In the symbolic AI tradition, planning is usually carried out by search and reasoning. We have introduced how to do planning by search if the graph is given: when a final state is found, the path from initial state to it is the plan to realize it. If the graph needs to be generated by reasoning, a state can be represented as a set of propositions, and each action can change one state to another, which has some preconditions to be satisfied, and some effects to be produced as modifications of the proposition set.
STRIPS represents application domain states in first-order predicate logic, uses means-ends analysis to identify goals and subgoals that needed to be solved as stepping stones to a solution, searches through a space of possible solutions, and employs a simple but effective representation of the actions possible in the domain -- as STRIPS operators.
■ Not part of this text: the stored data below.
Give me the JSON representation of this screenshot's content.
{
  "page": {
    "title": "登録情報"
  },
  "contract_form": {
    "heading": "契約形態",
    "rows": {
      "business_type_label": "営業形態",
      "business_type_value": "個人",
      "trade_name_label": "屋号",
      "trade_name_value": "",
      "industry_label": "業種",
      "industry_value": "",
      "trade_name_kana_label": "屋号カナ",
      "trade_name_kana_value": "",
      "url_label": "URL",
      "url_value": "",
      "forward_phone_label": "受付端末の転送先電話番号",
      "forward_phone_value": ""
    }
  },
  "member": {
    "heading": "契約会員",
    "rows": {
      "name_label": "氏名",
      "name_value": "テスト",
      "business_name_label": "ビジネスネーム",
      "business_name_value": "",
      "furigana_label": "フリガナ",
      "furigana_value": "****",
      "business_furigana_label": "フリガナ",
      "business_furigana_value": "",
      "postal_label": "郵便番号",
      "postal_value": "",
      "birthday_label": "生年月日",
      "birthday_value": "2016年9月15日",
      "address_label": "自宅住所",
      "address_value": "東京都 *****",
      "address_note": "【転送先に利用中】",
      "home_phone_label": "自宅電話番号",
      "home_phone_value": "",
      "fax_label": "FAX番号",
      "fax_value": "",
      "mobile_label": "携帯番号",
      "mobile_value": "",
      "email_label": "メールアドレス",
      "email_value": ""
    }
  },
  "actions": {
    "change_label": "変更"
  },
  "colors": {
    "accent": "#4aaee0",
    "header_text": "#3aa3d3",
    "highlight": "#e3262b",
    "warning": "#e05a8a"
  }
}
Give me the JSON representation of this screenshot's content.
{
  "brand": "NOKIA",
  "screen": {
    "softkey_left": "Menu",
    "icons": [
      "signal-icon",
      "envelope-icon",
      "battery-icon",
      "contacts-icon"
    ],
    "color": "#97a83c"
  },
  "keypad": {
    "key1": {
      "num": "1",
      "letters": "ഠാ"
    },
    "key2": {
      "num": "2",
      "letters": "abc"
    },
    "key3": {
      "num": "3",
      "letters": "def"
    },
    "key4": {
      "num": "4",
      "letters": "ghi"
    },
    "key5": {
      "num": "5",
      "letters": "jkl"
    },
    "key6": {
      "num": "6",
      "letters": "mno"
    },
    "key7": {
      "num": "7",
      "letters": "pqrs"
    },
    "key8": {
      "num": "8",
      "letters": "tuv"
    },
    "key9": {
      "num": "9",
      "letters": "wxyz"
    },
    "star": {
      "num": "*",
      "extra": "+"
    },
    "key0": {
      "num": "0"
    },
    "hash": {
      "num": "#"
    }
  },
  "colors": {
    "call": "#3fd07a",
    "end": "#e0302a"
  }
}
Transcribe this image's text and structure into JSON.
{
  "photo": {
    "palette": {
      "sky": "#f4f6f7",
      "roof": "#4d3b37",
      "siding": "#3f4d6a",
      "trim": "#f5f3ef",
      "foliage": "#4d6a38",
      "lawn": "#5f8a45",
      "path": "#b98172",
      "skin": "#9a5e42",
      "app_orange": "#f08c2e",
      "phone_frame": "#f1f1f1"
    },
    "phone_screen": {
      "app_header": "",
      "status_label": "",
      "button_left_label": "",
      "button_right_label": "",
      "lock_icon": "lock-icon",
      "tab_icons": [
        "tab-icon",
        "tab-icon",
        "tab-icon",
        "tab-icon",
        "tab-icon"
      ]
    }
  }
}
Many of these techniques form the basis for later work in planning.
A STRIPS operator represents an action as having "preconditions" to be satisfied in the state in which the action is performed, and with some "effects" represented by a "delete list" and an "add list" that represent changes made to the state following the performance of the action.
For example, the current state corresponds to the position of a robot waiter and the items on a table:
At(Table-1) and On(Cup-a,Table-1) and On(Plate-a,Table-1)and the following operator represent a pickup action of the robot:
Operator Pickup(x) Preconditions: On(x,y) and At(y) Delete list: On(x,y) Add list: Hold(x)If the operation is applied to Cup-a at the current state, the new state will be
At(Table-1) and On(Plate-a,Table-1) and Hold(Cup-a)
A related topic is self-programming, that is, a system's actions are not explicitly specified by a human programmer, but rather "decided by the system itself" to various degrees.